The writer is a Huntington Woods attorney and an adjunct professor of law at the University of Michigan Law School. This column is republished with permission.
By Andy Doctoroff
He was my second self, the air I breathed. We instinctively held hands, as if his were mine and mine, his. When we were overalls-wearing toddlers, we touched the tips of our tongues before jerking our heads, giggling, and saying at exactly the same time, “Yeech!”
I cannot distinguish the two of us in childhood photographs snapped by Dad. Facebook’s advanced facial recognition algorithms confuse us to this day.
The world we inhabited growing up during the 1960s and 1970s was uniquely our own, a walled city built on a foundation of snuggles, secrets, and sameness.
Deep into adulthood, only one conversational barrier separated us: women. A verboten topic.
“I don’t want to talk about it!” Tom interdicted time and again, quickly lowering an iron portcullis to prevent further passage.
Stacy, my wife, had long thought Tom might be gay, with Exhibit A being his inscrutable dating history.

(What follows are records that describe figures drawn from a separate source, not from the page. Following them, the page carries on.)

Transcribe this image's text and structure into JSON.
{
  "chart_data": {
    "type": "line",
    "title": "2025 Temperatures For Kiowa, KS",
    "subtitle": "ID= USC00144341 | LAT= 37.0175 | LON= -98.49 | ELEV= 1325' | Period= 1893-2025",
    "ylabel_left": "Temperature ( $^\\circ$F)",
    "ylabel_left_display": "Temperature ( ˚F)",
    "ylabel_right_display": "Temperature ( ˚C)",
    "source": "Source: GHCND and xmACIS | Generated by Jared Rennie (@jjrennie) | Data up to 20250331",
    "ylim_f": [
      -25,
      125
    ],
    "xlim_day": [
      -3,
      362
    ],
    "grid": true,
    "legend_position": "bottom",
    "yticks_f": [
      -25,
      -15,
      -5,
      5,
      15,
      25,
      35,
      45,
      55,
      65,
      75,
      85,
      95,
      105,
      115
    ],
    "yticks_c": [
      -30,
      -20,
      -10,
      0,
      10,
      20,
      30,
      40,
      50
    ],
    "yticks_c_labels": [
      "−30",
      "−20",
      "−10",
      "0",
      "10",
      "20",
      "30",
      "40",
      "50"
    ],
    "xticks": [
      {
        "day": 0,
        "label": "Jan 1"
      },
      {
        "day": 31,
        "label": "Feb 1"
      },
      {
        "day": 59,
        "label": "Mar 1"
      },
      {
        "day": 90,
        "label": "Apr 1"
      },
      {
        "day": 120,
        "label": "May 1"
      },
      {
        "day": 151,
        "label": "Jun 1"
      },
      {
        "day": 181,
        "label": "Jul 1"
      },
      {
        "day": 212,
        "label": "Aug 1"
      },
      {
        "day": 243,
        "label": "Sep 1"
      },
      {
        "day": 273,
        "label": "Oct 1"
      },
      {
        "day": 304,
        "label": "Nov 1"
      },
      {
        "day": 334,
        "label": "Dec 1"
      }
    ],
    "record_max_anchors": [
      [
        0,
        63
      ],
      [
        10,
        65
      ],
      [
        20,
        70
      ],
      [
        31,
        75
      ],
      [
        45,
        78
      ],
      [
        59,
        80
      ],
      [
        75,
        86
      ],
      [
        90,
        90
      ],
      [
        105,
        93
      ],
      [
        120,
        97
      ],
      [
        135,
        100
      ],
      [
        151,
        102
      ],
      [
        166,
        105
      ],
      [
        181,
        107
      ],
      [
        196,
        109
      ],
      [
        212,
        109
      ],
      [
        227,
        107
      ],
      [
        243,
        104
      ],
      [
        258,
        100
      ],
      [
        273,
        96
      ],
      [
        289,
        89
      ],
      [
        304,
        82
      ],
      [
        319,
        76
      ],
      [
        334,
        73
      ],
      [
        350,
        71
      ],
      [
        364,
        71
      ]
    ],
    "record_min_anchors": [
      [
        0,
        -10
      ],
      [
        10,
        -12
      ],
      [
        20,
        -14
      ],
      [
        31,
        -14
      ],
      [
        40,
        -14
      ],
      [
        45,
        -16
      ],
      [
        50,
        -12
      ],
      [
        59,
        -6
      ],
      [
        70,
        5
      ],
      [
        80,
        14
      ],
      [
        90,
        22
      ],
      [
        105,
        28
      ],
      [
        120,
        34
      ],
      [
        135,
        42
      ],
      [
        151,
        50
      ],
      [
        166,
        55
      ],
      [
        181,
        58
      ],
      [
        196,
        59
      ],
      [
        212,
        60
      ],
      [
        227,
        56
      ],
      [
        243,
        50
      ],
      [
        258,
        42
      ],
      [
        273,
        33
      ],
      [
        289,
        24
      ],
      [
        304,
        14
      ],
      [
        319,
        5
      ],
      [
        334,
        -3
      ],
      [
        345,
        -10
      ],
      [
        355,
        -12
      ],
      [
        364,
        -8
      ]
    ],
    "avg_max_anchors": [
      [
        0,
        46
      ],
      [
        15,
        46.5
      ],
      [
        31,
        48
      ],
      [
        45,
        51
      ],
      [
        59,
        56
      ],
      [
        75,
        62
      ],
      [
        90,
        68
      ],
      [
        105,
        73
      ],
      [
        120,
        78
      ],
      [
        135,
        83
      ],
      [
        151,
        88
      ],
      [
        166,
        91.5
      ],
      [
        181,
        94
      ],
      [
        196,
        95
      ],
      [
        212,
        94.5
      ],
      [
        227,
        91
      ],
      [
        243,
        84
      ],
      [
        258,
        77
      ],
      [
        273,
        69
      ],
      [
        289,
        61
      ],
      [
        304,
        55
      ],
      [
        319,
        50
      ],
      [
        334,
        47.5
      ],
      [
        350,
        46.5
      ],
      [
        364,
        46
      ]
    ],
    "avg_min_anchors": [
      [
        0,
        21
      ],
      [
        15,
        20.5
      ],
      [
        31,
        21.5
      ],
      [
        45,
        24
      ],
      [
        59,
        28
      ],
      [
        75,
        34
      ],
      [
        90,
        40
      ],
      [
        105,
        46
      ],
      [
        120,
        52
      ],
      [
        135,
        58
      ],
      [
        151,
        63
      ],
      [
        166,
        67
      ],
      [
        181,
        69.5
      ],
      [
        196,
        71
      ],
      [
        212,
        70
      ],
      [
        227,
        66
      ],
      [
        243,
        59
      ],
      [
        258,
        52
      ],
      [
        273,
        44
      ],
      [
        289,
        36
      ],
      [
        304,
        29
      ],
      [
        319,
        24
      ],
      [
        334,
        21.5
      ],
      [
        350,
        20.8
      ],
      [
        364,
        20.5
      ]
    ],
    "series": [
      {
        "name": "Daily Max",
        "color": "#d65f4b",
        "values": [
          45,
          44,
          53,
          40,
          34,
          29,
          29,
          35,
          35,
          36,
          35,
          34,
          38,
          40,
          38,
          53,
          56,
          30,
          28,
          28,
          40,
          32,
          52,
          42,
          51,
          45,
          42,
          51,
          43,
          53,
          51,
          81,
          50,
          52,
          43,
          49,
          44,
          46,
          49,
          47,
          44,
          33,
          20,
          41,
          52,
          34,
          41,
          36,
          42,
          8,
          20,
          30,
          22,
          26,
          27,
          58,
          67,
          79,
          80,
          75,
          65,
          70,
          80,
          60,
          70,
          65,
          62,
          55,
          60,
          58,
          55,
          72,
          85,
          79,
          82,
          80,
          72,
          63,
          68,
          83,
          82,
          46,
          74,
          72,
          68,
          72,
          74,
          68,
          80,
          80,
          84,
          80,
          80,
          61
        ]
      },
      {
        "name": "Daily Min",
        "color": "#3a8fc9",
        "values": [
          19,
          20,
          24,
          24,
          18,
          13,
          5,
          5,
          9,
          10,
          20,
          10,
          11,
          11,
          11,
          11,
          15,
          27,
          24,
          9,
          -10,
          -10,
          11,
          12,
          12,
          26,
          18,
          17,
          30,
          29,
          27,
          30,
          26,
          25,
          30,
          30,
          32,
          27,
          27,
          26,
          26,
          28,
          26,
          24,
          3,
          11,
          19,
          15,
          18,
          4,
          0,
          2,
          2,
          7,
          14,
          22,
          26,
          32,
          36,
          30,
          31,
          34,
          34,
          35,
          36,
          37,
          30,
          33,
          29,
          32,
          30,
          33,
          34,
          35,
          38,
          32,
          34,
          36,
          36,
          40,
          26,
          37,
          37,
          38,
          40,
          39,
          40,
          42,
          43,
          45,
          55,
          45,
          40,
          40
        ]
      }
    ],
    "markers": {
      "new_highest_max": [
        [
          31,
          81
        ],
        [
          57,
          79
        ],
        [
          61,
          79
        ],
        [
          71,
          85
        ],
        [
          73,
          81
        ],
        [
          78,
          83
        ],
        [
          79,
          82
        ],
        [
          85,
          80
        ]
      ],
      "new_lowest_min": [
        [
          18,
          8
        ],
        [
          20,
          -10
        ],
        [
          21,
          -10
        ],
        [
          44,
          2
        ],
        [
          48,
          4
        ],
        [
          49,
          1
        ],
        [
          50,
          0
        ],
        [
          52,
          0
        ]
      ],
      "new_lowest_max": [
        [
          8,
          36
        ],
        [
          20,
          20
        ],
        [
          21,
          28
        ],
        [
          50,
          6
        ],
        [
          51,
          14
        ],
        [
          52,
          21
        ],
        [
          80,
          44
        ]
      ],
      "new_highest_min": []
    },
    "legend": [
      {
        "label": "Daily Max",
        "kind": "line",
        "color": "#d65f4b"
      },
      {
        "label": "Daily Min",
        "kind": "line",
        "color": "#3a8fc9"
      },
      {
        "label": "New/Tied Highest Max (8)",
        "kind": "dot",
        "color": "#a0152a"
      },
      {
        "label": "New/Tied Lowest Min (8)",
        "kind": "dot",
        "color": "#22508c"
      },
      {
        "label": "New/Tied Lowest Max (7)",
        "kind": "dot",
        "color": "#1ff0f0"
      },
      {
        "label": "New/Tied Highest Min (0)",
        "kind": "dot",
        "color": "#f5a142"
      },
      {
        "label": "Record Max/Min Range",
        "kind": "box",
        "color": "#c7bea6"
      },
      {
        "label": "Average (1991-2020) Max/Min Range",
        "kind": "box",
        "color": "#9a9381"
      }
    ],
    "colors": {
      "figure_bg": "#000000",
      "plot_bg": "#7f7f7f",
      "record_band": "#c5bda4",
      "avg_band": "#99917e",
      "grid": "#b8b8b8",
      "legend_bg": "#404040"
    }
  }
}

But Tom’s suspected homosexuality made zero sense to me. I repeated this syllogistic mantra: Tom and I are identical twins; I am not gay; therefore, Tom cannot be gay. (I had heard nothing about epigenetics.)
It all changed on a blustery winter evening in 2003, after the deaths of Mom and Dad when I unwittingly wrenched 40-year-old Tom out of the closet.
Tom was visiting from China where he flourished as an advertising executive. Stacy and the kids had fled the house to escape the combat in which the two of us were locked — his marital status being the casus belli.
Screaming that I no longer knew him, I presented Tom with a Hobson’s choice: Admit a selfishness so deeply rooted that it prevents you from having a girlfriend or tell me you’re gay!
Hostilities immediately ceased. Only the sound of air rushing through Tom’s expanding and collapsing lungs pricked the silence. His hands trembled like aspens; tears flooded his hazel eyes.
“I’m gay! I’m gay!” Tom quietly moaned, as if he were a repentant sinner in a confessional. I stroked his forearm, contrapuntally whispering, “I love you. I love you. I love you.”
Still, I mourned. I mourned the workaday pleasures his imagined family would never experience with mine. I mourned the hope that marriage would bring Tom comfort and joy.
Decades pass. We are now 58 years old.
Tom likes to say that Nicole, Alana, and Matthew are his kids as much as mine, which genetically-speaking is a fact. Tom and my family have bonded like polar ions, and his virtual presence thanks to FaceTime makes him more of a fixture in our home than the plumbing.
Our relationship is better, closer, than it ever was. I long ago learned about twinks, otters and bears. We are each other’s best therapist. The words we speak are narcotic; they bind themselves to our nervous systems and quickly tranquilize. My slightly arched eyebrow, or his pregnant silence, often renders superfluous the need to verbally explain or defend.
But despite our congenital intimacies, despite his having opened his home in Shanghai to a longtime partner, despite his being loved by so many, despite his having moved to New York City where he nobly reinvented himself professionally (he will soon receive a masters of social work), Tom would not have described his life as fully realized.
Never had he entered a spiritual communion with a man who would always daub his tears and hold him tight.
Until now. Tom will soon marry the man about whom he has long dreamed. On their wedding day, I will raise a glass to toast Tom and my new brother, just as Tom toasted Stacy and me a quarter-century ago. I will repeat his own celebratory words: “I feel only the kind of ineffable joy an identical twin feels for his brother.”
Alas, an ineffable joy tinged with sadness. Approaching my seventh decade, I must finally share the only person who has been forever mine.